O Mapa do Poder e a Bússola da Humanidade
O plano americano é, sem dúvida, um mapa extraordinariamente bem desenhado. É uma obra-prima de estratégia geopolítica, articulando com clareza os caminhos para consolidar a dominância tecnológica, econômica e militar na era da Inteligência Artificial. Ele responde com precisão ao “o quê” e ao “como”.
Contudo, um mapa nos diz como chegar a um destino, mas não por que devemos ir — ou se o destino vale a pena. É aqui que precisamos de uma bússola. Uma bússola que aponte não para o norte geográfico do poder, mas para o norte moral da nossa humanidade. A filosofia do Story-Intelligence se propõe a ser essa bússola: uma ferramenta não para competir com o mapa, mas para garantir que a jornada não nos faça perder a alma no processo.
Este artigo se propõe a analisar os pilares do plano americano não como um manual técnico, mas como o que ele realmente é: uma peça narrativa poderosa sobre o futuro que uma superpotência deseja construir para si e, por consequência, para o mundo.
A Anatomia do Plano: Uma Análise Crítica em Quatro Eixos
Eixo I: A Narrativa da “Corrida” — Eficiência sem Propósito?
O plano não hesita em sua linguagem: enquadra a IA como uma “corrida para alcançar a dominância global”. A métrica é a vitória; o objetivo, a supremacia. Essa moldura, embora estrategicamente eficaz, arrisca esvaziar a tecnologia de seu potencial mais profundo. A pergunta central que venho propondo não é “como competir com a IA?”, mas “como colaborar mantendo nossa alma intacta?”.
A verdadeira vantagem na era digital não virá da tecnologia em si, mas de como ela é orquestrada com propósito, sensibilidade e estratégia. Ao focarmos unicamente na competição, corremos o risco de construir a máquina mais veloz do mundo, sem saber para onde estamos indo. O alerta do Vaticano sobre a necessidade de infundir um “suplemento de alma” na tecnologia ecoa aqui: estamos criando ferramentas para ampliar nossa compaixão e sabedoria, ou apenas para vencer a próxima batalha?

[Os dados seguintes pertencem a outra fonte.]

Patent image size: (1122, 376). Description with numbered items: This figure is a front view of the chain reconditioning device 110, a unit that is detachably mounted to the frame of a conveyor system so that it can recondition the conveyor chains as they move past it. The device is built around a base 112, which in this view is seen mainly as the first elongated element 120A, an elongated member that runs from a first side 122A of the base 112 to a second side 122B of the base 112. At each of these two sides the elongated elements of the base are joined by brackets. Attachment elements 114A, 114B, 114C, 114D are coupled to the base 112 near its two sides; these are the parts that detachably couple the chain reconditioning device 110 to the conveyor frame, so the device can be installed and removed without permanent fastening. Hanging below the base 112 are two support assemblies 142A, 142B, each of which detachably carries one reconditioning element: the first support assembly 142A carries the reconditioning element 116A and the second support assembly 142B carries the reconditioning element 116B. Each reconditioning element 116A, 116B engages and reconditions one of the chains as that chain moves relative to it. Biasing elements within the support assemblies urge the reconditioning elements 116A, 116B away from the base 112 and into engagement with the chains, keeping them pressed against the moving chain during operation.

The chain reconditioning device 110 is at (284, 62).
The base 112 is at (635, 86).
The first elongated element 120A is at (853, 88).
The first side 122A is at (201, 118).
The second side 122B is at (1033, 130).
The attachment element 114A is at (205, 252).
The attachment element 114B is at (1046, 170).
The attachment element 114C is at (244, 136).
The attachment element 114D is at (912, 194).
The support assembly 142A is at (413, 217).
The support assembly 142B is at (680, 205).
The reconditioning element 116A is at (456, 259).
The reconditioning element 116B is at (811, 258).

Eixo II: A Ética da Velocidade — Inovação sem Responsabilidade?
Talvez o ponto mais revelador do plano seja sua defesa agressiva da “remoção de burocracias e regulações onerosas”. Mais especificamente, a orientação para remover referências a Diversidade, Equidade e Inclusão (DEI), desinformação e mudanças climáticas dos frameworks de risco da IA.
Isso não é um detalhe técnico. É uma declaração de valores. Sob a lente do pilar da Ética do Story-Intelligence, “toda narrativa é poder, e todo poder exige responsabilidade”. A tecnologia, como venho insistindo, é um espelho magnificador de nossas intenções — ou da ausência delas. Ao remover salvaguardas éticas em nome da velocidade, o plano arrisca industrializar os vieses que já corroem nossas sociedades. Afinal, os dados com os quais treinamos as IAs são tudo, menos neutros. Eles carregam nossa história, nossos preconceitos, nossas feridas. Inovação sem responsabilidade não é progresso; é apenas imprudência em alta velocidade.
Eixo III: O Humano no Centro — Amplificação ou Adestramento?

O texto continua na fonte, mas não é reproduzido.